During the winter, they plan at least one group fungi walk to look for some of these woody polypores, jellies and other wintertime mushrooms.
“There are so many different levels and ways that people approach mushrooms,” Mulvey said. “It’s the challenge of knowing what’s around you, to be able to recognize it.”
Some people forage for edible mushrooms. Others, like me, enjoy simply observing or photographing them.
“They’re very photogenic, aren’t they?” Mulvey said. ”I walk in the woods every day, and they appear and disappear, so they keep walks interesting.”
Mulvey and I talked about the challenges of identifying mushrooms, and she shared that one of her favorite field guides is William Rudy’s “Mushrooms of West Virginia and the Central Appalachians.”

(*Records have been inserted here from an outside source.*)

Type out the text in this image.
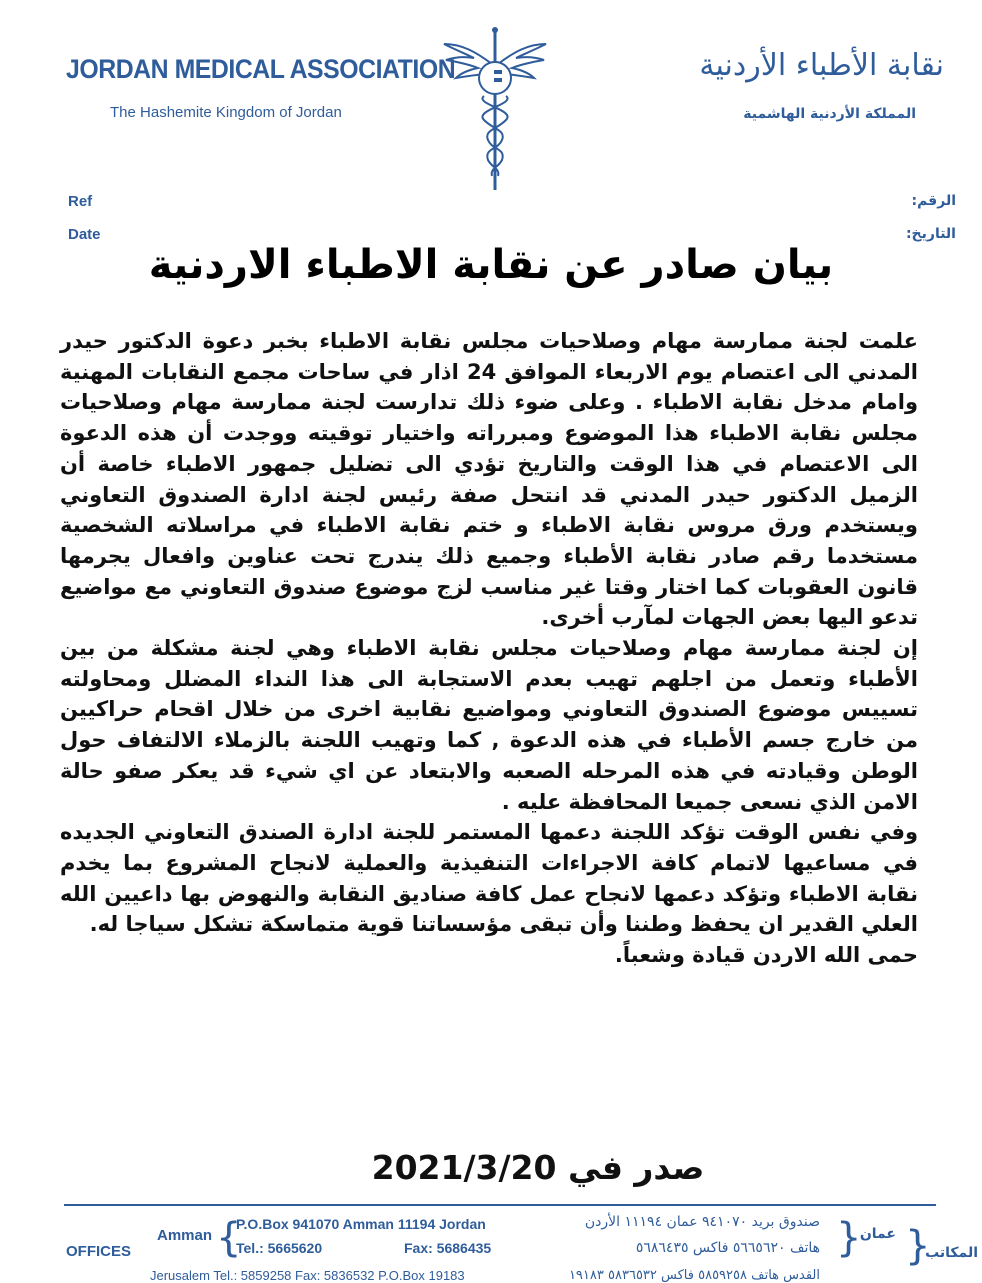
JORDAN MEDICAL ASSOCIATION
The Hashemite Kingdom of Jordan
نقابة الأطباء الأردنية
المملكة الأردنية الهاشمية
Ref
Date
الرقم:
التاريخ:
بيان صادر عن نقابة الاطباء الاردنية

علمت لجنة ممارسة مهام وصلاحيات مجلس نقابة الاطباء بخبر دعوة الدكتور حيدر المدني الى اعتصام يوم الاربعاء الموافق 24 اذار في ساحات مجمع النقابات المهنية وامام مدخل نقابة الاطباء . وعلى ضوء ذلك تدارست لجنة ممارسة مهام وصلاحيات مجلس نقابة الاطباء هذا الموضوع ومبرراته واختيار توقيته ووجدت أن هذه الدعوة الى الاعتصام في هذا الوقت والتاريخ تؤدي الى تضليل جمهور الاطباء خاصة أن الزميل الدكتور حيدر المدني قد انتحل صفة رئيس لجنة ادارة الصندوق التعاوني ويستخدم ورق مروس نقابة الاطباء و ختم نقابة الاطباء في مراسلاته الشخصية مستخدما رقم صادر نقابة الأطباء وجميع ذلك يندرج تحت عناوين وافعال يجرمها قانون العقوبات كما اختار وقتا غير مناسب لزج موضوع صندوق التعاوني مع مواضيع تدعو اليها بعض الجهات لمآرب أخرى.

إن لجنة ممارسة مهام وصلاحيات مجلس نقابة الاطباء وهي لجنة مشكلة من بين الأطباء وتعمل من اجلهم تهيب بعدم الاستجابة الى هذا النداء المضلل ومحاولته تسييس موضوع الصندوق التعاوني ومواضيع نقابية اخرى من خلال اقحام حراكيين من خارج جسم الأطباء في هذه الدعوة , كما وتهيب اللجنة بالزملاء الالتفاف حول الوطن وقيادته في هذه المرحله الصعبه والابتعاد عن اي شيء قد يعكر صفو حالة الامن الذي نسعى جميعا المحافظة عليه .

وفي نفس الوقت تؤكد اللجنة دعمها المستمر للجنة ادارة الصندق التعاوني الجديده في مساعيها لاتمام كافة الاجراءات التنفيذية والعملية لانجاح المشروع بما يخدم نقابة الاطباء وتؤكد دعمها لانجاح عمل كافة صناديق النقابة والنهوض بها داعيين الله العلي القدير ان يحفظ وطننا وأن تبقى مؤسساتنا قوية متماسكة تشكل سياجا له.

حمى الله الاردن قيادة وشعباً.

صدر في 2021/3/20
OFFICES
Amman {
P.O.Box 941070 Amman 11194 Jordan
Tel.: 5665620	Fax: 5686435
Jerusalem Tel.: 5859258 Fax: 5836532 P.O.Box 19183
صندوق بريد ٩٤١٠٧٠ عمان ١١١٩٤ الأردن
هاتف ٥٦٦٥٦٢٠ فاكس ٥٦٨٦٤٣٥
القدس هاتف ٥٨٥٩٢٥٨ فاكس ٥٨٣٦٥٣٢ ١٩١٨٣
}
عمان }
المكاتب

It includes many of the mushrooms we have here in Maine, and Mulvey enjoys his thorough descriptions. So, I’ll be purchasing that for my library.
Mulvey also sang praises for mycoquebec.org, a database of more than 3,300 mushrooms compiled by Canadian mycologists.

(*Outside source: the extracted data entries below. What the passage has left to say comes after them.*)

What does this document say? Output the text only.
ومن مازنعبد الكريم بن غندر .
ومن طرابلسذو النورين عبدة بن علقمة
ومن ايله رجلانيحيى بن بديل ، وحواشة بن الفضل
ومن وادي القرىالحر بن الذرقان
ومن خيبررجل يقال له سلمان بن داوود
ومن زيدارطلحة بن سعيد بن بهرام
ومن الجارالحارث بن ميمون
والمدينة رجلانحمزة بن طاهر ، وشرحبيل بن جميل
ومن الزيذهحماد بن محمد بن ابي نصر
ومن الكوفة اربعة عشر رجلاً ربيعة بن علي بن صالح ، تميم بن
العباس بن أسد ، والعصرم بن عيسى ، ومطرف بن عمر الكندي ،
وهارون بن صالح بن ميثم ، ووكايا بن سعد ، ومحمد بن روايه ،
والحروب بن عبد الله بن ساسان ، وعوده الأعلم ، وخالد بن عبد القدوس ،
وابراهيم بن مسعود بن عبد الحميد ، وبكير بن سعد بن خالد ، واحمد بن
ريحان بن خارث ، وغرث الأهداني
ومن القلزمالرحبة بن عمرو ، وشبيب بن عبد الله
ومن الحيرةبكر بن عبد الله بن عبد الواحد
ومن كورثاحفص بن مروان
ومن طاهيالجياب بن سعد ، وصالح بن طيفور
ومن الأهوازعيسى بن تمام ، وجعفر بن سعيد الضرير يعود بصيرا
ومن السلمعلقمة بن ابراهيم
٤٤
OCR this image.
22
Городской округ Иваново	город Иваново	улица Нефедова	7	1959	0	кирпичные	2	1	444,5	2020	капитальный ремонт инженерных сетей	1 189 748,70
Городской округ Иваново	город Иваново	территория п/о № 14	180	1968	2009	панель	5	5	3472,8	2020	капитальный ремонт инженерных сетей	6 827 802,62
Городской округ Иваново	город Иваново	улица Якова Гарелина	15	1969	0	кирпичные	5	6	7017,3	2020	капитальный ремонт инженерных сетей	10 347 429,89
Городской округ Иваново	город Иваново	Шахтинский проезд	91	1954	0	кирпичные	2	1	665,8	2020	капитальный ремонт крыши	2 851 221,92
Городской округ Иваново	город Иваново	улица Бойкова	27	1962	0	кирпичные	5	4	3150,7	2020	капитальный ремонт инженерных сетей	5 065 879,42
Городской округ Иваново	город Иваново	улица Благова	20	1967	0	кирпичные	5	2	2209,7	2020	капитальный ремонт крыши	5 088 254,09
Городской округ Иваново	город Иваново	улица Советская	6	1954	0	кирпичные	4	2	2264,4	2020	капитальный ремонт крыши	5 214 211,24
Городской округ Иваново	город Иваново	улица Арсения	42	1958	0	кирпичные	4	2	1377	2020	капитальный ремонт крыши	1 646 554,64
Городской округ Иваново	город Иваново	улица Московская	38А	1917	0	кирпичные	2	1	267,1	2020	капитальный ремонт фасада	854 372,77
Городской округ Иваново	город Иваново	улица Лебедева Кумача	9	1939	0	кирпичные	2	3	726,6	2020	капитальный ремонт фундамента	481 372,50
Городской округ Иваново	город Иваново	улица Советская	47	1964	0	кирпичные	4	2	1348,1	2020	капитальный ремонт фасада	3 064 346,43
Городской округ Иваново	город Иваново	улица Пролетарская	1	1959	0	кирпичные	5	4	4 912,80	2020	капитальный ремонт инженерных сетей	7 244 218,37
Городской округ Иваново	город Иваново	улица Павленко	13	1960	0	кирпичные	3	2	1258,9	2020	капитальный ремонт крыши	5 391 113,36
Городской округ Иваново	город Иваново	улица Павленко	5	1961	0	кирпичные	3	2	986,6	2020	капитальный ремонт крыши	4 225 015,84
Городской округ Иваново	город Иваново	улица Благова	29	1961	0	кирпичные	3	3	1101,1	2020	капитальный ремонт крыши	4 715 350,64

Mushroom enthusiasts also seek out lichens during the winter. Lichen is a combination of fungi and algae living in partnership, and many varieties, such as the red-tipped British soldier lichen, remain colorful and showy even in the bitter cold.
“Another thing mycologists do is spend the winter with a microscope, looking at different structures to help ID mushrooms and further their understanding of them,” Avis said. “Fungi — the spores and cellular structures — are really fantastic under the microscope.”
In my quest to learn more about wintertime mushrooms, I got a better understanding of the vastness of the fungi world, and the many mysteries it contains.
Two mycologists that I called said they wouldn’t be much help on the topic since they study fungi that’s invisible to the naked eye. And Avis primarily researches fungi found in soil that lives mutualistically with trees, at the roots.
What’s more, the mushrooms we see are just a part of a much larger organism.
“The mushroom you see out there is analogous to an apple on an apple tree,” Avis said. “There’s a lot more to the apple tree than the apple. It’s the same with fungus. There’s a lot more to the fungus than that mushroom.”
In other words, the forest contains a lot more fungi than we might imagine. Still, there’s a lot to see, even after the snow falls.
“I think it just gets you out into the forest,” Mulvey said about looking for mushrooms. “It just gives you another excuse to be out there.”